Casi todos los sentidos (cuatro de ellos) tienen esos detectores concentrados en zonas concretas del cuerpo: la vista, en los ojos; el olfato, en las mucosas olfativas de la nariz; el gusto lo percibimos en las papilas gustativas de la lengua; y las vibraciones que componen el sonido las registramos en el tímpano, una membrana situada en el oído. Sin embargo, los receptores del tacto están extendidos por toda nuestra piel, es decir, ¡sobre todo el cuerpo!
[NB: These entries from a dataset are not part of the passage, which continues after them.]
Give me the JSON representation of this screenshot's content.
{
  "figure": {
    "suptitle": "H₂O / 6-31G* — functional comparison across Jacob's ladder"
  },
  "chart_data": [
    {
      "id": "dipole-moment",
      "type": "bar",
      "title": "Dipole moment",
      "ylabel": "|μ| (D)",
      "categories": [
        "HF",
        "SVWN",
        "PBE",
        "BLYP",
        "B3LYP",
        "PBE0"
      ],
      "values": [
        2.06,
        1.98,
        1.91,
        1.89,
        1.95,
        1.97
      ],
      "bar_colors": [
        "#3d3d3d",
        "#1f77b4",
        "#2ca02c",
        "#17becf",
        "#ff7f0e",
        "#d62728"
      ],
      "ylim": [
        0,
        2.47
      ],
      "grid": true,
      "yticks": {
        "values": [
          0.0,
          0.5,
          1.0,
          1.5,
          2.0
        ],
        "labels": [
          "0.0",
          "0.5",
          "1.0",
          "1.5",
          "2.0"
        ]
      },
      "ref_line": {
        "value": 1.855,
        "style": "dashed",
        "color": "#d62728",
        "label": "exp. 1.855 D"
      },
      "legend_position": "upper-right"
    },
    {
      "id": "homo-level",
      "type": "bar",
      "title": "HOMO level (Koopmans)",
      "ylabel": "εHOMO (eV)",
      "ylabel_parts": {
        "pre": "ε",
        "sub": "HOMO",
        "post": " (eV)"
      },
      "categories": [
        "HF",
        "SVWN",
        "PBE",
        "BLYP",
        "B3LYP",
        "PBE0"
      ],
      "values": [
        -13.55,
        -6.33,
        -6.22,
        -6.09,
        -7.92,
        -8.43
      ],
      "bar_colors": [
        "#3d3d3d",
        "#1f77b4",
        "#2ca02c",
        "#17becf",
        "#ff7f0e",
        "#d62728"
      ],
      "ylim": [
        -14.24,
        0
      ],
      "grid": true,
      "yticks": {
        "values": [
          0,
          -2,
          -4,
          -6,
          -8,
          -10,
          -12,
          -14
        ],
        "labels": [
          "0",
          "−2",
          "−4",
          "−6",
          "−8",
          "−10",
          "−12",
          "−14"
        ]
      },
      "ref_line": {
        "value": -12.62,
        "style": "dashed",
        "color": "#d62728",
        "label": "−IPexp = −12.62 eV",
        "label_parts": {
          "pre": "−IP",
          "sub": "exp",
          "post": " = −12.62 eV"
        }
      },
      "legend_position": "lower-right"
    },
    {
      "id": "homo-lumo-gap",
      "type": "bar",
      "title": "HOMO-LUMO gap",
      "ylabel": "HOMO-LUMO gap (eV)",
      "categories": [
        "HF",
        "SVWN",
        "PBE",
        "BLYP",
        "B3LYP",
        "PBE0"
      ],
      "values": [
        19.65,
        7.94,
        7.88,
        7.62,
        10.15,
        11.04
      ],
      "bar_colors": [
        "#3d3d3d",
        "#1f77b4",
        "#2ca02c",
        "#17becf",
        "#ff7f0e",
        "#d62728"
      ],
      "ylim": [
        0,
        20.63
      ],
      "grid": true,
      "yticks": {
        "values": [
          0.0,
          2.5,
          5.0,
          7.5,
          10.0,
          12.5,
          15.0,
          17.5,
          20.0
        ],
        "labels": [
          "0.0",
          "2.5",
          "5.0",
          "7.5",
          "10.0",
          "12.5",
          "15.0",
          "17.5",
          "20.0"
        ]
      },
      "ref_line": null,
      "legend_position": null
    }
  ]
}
Hay zonas de la piel que son más sensibles que otras, pero toda ella tiene la capacidad de experimentar cambios de presión, de temperatura, y en general toda una serie de datos que nos informan de si un objeto es afilado y nos hará daño, o de si es suave y será agradable tocarlo.
La piel es el órgano más grande que tiene el cuerpo. Y no solo nos sirve para sentir: también nos protege del exterior, y en ella se sintetiza la vitamina D. ¡Es multitarea!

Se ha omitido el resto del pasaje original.